AI for Social Good Lab: Striving for a More Inclusive Tech Culture
There is a growing demand for a more diverse workforce, especially in the technology industry. Unfortunately, despite the world’s brightest minds and largest institutions banding together in an attempt to diversify the workforce, female employment rates in STEMM jobs have only slightly improved, and have actually declined for those in Computer Science. As a leading university, McGill has a major role to play in training the future workforce and ensuring they meet the requirements needed in today’s modern age. But how can we accomplish what so many others have only been marginally successful at? To answer this question, we decided to run an experiment; we created a program that would bring together female students in STEMM related fields from across Canada, in an attempt to create a more inclusive tech culture. Thus the inaugural McGill Artificial Intelligence for Social Good Lab came to be.
Why is diversity and inclusivity important for AI in particular?
New technologies are influenced by the people who build them, and if that same technology is poised to become the backbone that sustains our society — promising to alter our lives beyond anything we have ever experienced before — it becomes clear why the people responsible for building AI must be representative of the population it is meant to serve.
Diversifying teams has become an increasingly sought after competitive advantage. Nowadays, it is not so much a question of “what can we do?” but rather “what should we do?” It has been proven that a team which better understands and relates to customers is far more likely to build a successful product. The same reasoning holds true for research teams; a team with a broader range of ideas and ways of thinking is more likely to produce results, and studies are underway to measure the impact of gender diversity in particular.
The big players in tech and venture capital already understand this, which is why Google, Microsoft’s Maluuba, BDC, Element AI, Real Ventures among others were quick to join. That’s not to say startups did not value diversity just as much; we had amazing workshop leads coming in from Shopify, Sportlogiq, TandemLaunch, Botler, and Dialogue. Even UNICEF’s data team participated, giving a talk on how they plan to improve their data collection and use Machine Learning in their future initiatives.

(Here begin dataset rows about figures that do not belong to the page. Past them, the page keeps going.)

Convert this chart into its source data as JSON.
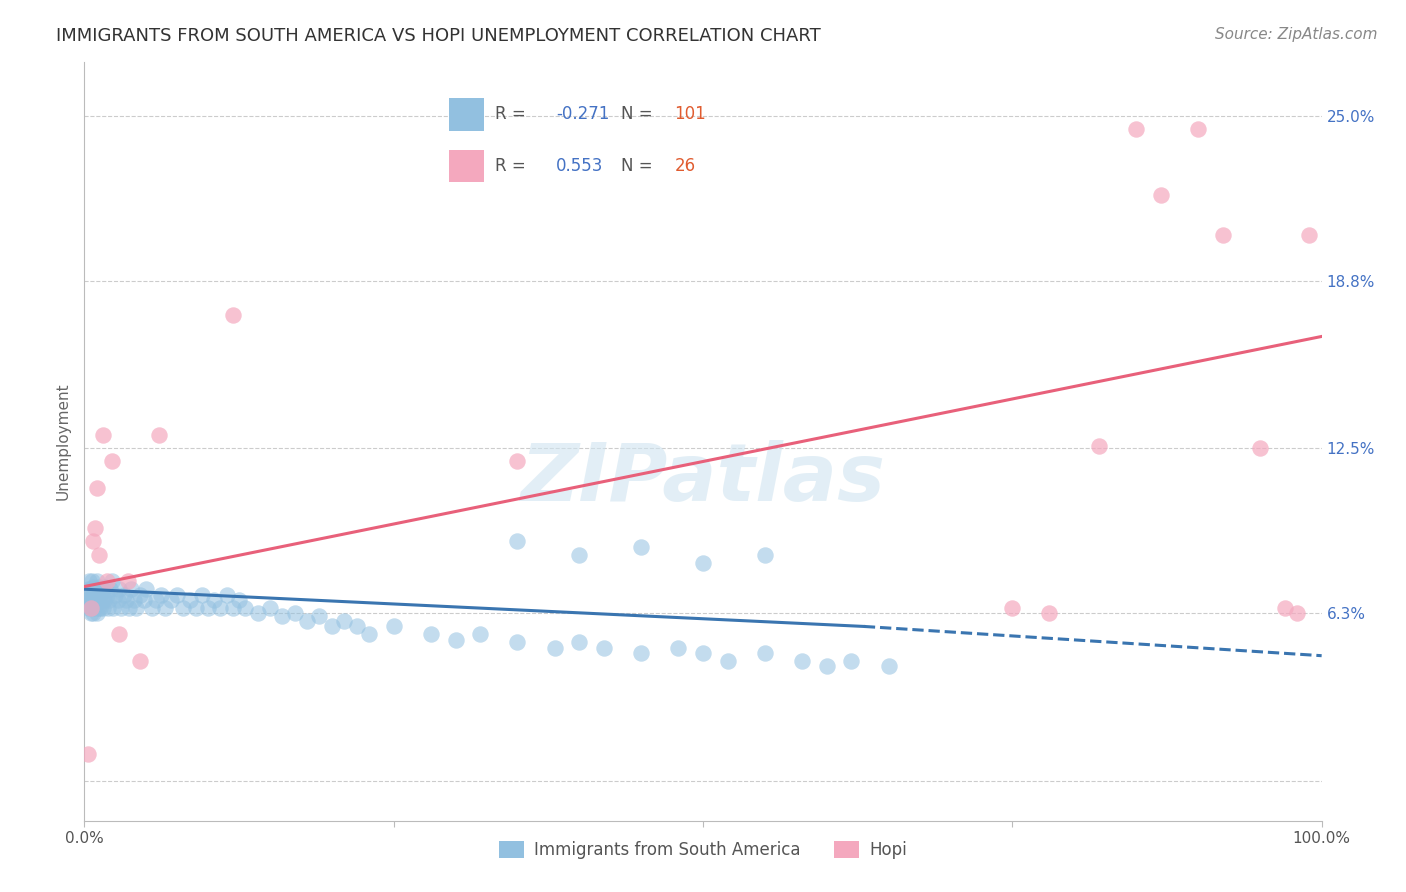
{
  "title": "IMMIGRANTS FROM SOUTH AMERICA VS HOPI UNEMPLOYMENT CORRELATION CHART",
  "source": "Source: ZipAtlas.com",
  "ylabel": "Unemployment",
  "watermark": "ZIPatlas",
  "xlim": [
    0,
    1.0
  ],
  "ylim": [
    -0.015,
    0.27
  ],
  "yticks": [
    0.0,
    0.063,
    0.125,
    0.188,
    0.25
  ],
  "yticklabels": [
    "",
    "6.3%",
    "12.5%",
    "18.8%",
    "25.0%"
  ],
  "blue_R": -0.271,
  "blue_N": 101,
  "pink_R": 0.553,
  "pink_N": 26,
  "blue_color": "#92c0e0",
  "pink_color": "#f4a8be",
  "blue_line_color": "#3a75b0",
  "pink_line_color": "#e8607a",
  "legend_label_blue": "Immigrants from South America",
  "legend_label_pink": "Hopi",
  "title_fontsize": 13,
  "axis_label_fontsize": 11,
  "tick_fontsize": 11,
  "source_fontsize": 11,
  "background_color": "#ffffff",
  "grid_color": "#cccccc",
  "blue_scatter_x": [
    0.002,
    0.003,
    0.003,
    0.004,
    0.004,
    0.004,
    0.005,
    0.005,
    0.005,
    0.006,
    0.006,
    0.006,
    0.007,
    0.007,
    0.007,
    0.008,
    0.008,
    0.009,
    0.009,
    0.01,
    0.01,
    0.01,
    0.011,
    0.011,
    0.012,
    0.012,
    0.013,
    0.013,
    0.014,
    0.015,
    0.015,
    0.016,
    0.017,
    0.018,
    0.019,
    0.02,
    0.021,
    0.022,
    0.023,
    0.025,
    0.027,
    0.028,
    0.03,
    0.032,
    0.034,
    0.036,
    0.038,
    0.04,
    0.042,
    0.045,
    0.048,
    0.05,
    0.055,
    0.058,
    0.062,
    0.065,
    0.07,
    0.075,
    0.08,
    0.085,
    0.09,
    0.095,
    0.1,
    0.105,
    0.11,
    0.115,
    0.12,
    0.125,
    0.13,
    0.14,
    0.15,
    0.16,
    0.17,
    0.18,
    0.19,
    0.2,
    0.21,
    0.22,
    0.23,
    0.25,
    0.28,
    0.3,
    0.32,
    0.35,
    0.38,
    0.4,
    0.42,
    0.45,
    0.48,
    0.5,
    0.52,
    0.55,
    0.58,
    0.6,
    0.62,
    0.65,
    0.35,
    0.4,
    0.45,
    0.5,
    0.55
  ],
  "blue_scatter_y": [
    0.066,
    0.068,
    0.072,
    0.065,
    0.07,
    0.075,
    0.063,
    0.068,
    0.072,
    0.065,
    0.07,
    0.075,
    0.063,
    0.068,
    0.073,
    0.065,
    0.07,
    0.068,
    0.072,
    0.063,
    0.068,
    0.075,
    0.065,
    0.072,
    0.068,
    0.073,
    0.065,
    0.07,
    0.068,
    0.065,
    0.072,
    0.068,
    0.073,
    0.07,
    0.065,
    0.068,
    0.072,
    0.075,
    0.065,
    0.07,
    0.068,
    0.072,
    0.065,
    0.07,
    0.068,
    0.065,
    0.072,
    0.068,
    0.065,
    0.07,
    0.068,
    0.072,
    0.065,
    0.068,
    0.07,
    0.065,
    0.068,
    0.07,
    0.065,
    0.068,
    0.065,
    0.07,
    0.065,
    0.068,
    0.065,
    0.07,
    0.065,
    0.068,
    0.065,
    0.063,
    0.065,
    0.062,
    0.063,
    0.06,
    0.062,
    0.058,
    0.06,
    0.058,
    0.055,
    0.058,
    0.055,
    0.053,
    0.055,
    0.052,
    0.05,
    0.052,
    0.05,
    0.048,
    0.05,
    0.048,
    0.045,
    0.048,
    0.045,
    0.043,
    0.045,
    0.043,
    0.09,
    0.085,
    0.088,
    0.082,
    0.085
  ],
  "pink_scatter_x": [
    0.003,
    0.005,
    0.007,
    0.009,
    0.01,
    0.012,
    0.015,
    0.018,
    0.022,
    0.028,
    0.035,
    0.045,
    0.06,
    0.12,
    0.35,
    0.75,
    0.78,
    0.82,
    0.85,
    0.87,
    0.9,
    0.92,
    0.95,
    0.97,
    0.98,
    0.99
  ],
  "pink_scatter_y": [
    0.01,
    0.065,
    0.09,
    0.095,
    0.11,
    0.085,
    0.13,
    0.075,
    0.12,
    0.055,
    0.075,
    0.045,
    0.13,
    0.175,
    0.12,
    0.065,
    0.063,
    0.126,
    0.245,
    0.22,
    0.245,
    0.205,
    0.125,
    0.065,
    0.063,
    0.205
  ],
  "blue_line_x0": 0.0,
  "blue_line_x1": 0.63,
  "blue_line_x2": 1.0,
  "blue_line_y0": 0.072,
  "blue_line_y1": 0.058,
  "blue_line_y2": 0.047,
  "pink_line_x0": 0.0,
  "pink_line_x1": 1.0,
  "pink_line_y0": 0.073,
  "pink_line_y1": 0.167
}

A huge thanks to all of our amazing sponsors for making this possible!
For the first cohort, we focused mainly on undergraduates with no prior AI or ML experience in order to give them a solid foot into the field, although there were graduate and PhD level students in attendance as well. Even though it was a “lab” because it was an experimental project, it was more akin to a bootcamp; participants underwent two rigorous weeks of theory work under the tutelage of our world-renowned faculty from the Reasoning and Learning Lab, with our partners coming in at least once a day to give workshops on their area of expertise.
Shoutout to Professor Doina, Professor Joelle, Pierre-Luc, Ethan, Sanjay, and Emmanuel!
Halfway into the program, in order to better integrate the participants with the broader Montreal tech and startup community, we hosted a public hackathon with the “AI for Social Good” theme. Within two weeks we already had over 200 applications from a multitude of fields, including sociology, law, and environmental sciences; the Montreal community is clearly embracing its emerging role as an AI Hub. The hackathon produced some very impressive projects, including a chatbot that helps diagnose early stages of speech impairment.
Merci à Desjardinslab de nous avoir prêté son espace
With a small hands-on project under their belt and the mentors by their side, our lab participants spent the final 10 days of the program working on a prototype for an AI application, with the aim of ameliorating some social issues. At the end of the program, they had the chance to present their work to everyone involved in the lab and the Montreal tech community. Some of the projects resulting from the lab were a waste classifier, a bias detection extension, and a bike redistribution system. Given the narrow time frame and the fact that some had absolutely no idea what ML or AI meant prior to the lab, we are very proud of the progress they made.
Snapart: an app that uses art to humanize people across borders of conflicting countries
Was the experiment a success? It has been almost a month since the wrap-up event, so we had a lot of time to gather feedback and identify areas we could improve on. The following quote captures the results quite nicely, and assured us that we are on the right track:
“Definitely exceeded my expectations. This is the best extracurricular/skill development program I’ve ever taken part in. I feel like it will have a more meaningful impact on my career and confidence in my skill set than the past three years of my Comp Sci undergraduate degree.”
Looks like we have next year’s work cut out for us!
Once again, we would like to offer our heartfelt thanks to everyone involved in the lab, you are the reason this was all possible. May this initiative be the first of many, as we continue taking steps towards a more inclusive tech culture.